Cette configuration crie l’engagement du conducteur. Il vous demande de faire partie de la machine. Le châssis est une monocoque personnalisée en fibre de carbone avec une suspension à double triangulation poussée par des biellettes. Les freins viennent de Brembo, en carbone-céramique car les disques standard se vaporiseraient après trois tours.
D’où vient l’esthétique ? Du muscle américain classique mélangé à des voitures de drift modernes. Cela n’a aucun sens logique. C’est là le point.
Où la production aura lieu et détails de disponibilité
Le moteur vit désormais en Allemagne.
Hartley l’a envoyé aux installations de Nilu27 à Lahr pour l’étalonnage final. Il y est installé dans le premier prototype de conduite. C’est là que la théorie devient un pavé.
Si vous en voulez un, vous avez de la chance, puis immédiatement pas de chance à cause du prix. Seules quinze versions uniquement sur piste arrivent en premier. Cinquante-quatre voitures homologuées pour la route suivront. Production totale ? Soixante-neuf voitures.

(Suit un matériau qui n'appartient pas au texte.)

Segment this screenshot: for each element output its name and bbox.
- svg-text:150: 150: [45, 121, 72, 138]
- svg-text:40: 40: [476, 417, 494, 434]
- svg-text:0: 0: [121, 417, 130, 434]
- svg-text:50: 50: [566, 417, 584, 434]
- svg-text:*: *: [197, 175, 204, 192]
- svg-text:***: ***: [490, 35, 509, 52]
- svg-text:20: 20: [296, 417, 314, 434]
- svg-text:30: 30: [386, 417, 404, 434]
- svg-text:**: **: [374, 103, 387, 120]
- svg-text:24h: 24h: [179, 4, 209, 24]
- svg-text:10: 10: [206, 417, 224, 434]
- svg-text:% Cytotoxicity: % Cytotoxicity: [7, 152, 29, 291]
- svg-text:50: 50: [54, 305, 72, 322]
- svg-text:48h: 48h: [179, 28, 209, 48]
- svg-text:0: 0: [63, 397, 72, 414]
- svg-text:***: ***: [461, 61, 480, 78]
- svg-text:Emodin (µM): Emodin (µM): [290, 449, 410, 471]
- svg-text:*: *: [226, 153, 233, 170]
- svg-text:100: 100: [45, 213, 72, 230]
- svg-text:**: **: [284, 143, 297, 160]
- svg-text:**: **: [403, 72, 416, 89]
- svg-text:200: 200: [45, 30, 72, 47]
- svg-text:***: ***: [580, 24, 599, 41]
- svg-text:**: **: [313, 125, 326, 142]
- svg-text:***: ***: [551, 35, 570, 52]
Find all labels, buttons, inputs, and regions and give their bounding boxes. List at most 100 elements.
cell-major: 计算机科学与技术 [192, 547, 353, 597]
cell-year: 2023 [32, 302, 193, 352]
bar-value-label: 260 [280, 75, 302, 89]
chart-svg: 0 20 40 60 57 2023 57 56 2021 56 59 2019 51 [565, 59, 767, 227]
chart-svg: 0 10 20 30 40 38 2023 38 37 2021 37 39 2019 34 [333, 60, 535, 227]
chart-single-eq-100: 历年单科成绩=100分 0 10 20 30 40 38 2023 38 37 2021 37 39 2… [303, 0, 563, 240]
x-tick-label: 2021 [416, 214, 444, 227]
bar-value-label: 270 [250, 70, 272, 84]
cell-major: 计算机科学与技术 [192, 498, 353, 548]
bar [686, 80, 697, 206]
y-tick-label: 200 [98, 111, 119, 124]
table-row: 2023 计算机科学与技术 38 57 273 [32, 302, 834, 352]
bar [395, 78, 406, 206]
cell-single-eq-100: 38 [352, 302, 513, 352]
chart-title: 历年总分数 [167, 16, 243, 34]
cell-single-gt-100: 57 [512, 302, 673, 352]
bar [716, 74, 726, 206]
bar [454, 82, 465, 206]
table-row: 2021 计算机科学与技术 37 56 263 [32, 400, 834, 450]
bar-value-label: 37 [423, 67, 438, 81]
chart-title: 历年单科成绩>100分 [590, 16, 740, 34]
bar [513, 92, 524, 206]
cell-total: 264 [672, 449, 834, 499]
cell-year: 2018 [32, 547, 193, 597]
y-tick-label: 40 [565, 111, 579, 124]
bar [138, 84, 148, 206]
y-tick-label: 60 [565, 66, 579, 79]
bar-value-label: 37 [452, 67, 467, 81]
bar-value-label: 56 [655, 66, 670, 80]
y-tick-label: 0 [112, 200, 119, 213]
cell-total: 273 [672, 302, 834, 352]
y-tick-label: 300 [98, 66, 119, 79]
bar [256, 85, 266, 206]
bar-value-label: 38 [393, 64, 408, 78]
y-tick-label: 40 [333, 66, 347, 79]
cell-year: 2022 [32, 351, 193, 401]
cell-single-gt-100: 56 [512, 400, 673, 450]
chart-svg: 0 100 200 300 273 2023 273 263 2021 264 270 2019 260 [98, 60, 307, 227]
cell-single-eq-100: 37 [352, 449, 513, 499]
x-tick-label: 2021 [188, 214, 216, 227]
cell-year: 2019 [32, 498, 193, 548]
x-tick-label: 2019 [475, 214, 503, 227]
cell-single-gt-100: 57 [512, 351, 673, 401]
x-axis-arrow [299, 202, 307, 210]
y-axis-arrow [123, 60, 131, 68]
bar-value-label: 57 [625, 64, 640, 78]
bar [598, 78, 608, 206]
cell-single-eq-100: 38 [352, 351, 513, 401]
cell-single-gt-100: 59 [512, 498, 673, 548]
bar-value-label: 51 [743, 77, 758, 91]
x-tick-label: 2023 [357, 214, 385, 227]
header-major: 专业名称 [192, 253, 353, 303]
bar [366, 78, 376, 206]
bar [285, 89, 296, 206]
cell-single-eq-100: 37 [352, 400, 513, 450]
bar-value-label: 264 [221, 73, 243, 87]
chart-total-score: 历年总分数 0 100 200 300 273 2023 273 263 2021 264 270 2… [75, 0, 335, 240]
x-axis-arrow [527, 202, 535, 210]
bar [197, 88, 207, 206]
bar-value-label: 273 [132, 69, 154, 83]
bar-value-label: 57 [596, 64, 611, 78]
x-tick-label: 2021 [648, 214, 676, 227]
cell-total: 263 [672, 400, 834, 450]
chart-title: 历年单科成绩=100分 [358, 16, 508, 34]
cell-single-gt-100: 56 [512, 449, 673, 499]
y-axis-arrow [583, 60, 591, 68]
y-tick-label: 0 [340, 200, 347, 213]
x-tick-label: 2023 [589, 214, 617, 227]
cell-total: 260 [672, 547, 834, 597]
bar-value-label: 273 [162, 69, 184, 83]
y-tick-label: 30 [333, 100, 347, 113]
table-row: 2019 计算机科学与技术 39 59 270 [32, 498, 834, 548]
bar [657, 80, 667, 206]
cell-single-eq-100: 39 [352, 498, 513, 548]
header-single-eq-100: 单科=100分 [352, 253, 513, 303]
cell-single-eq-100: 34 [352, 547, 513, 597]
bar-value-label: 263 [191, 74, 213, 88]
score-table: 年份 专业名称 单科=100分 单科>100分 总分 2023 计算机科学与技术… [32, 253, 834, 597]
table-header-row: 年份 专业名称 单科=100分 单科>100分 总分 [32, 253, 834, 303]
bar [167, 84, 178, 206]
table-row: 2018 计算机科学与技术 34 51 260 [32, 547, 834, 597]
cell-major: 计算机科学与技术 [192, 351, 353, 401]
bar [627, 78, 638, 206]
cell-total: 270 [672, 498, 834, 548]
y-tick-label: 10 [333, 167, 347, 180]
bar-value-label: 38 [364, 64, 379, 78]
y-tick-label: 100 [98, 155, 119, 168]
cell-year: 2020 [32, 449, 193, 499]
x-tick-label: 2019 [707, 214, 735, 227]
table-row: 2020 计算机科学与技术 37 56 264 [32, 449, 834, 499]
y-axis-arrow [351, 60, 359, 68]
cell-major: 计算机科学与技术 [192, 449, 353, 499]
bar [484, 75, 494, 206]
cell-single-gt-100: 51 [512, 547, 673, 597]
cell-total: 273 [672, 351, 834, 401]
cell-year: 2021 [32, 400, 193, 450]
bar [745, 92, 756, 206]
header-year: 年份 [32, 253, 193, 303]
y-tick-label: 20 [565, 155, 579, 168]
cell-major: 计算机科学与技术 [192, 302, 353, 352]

Les prix commencent autour de 3 millions de livres sterling. C’est le ticket d’entrée. Vous en aurez besoin de plus si vous souhaitez des options, même si la liste des options est probablement vide étant donné la philosophie intérieure épurée.
“Ce n’est pas seulement un moteur ; c’est une œuvre d’art qui repousse les limites.”
Le nom est-il important ? Nilu27 NILU fait trébucher la langue. Cela semble maladroit. Mais quand vous entendez 11 000 tours par minute résonner sur le béton, personne ne se soucie de ce que dit le badge. Ils ressentiront simplement la vibration.
La question demeure. Qui conduit cela quand ils desserrent le frein à main ? Et où reste-t-il assez de route droite pour en profiter avant que le limiteur n’intervienne ?
Le moteur est allumé. Les roues tournent par anticipation. Attendez-le.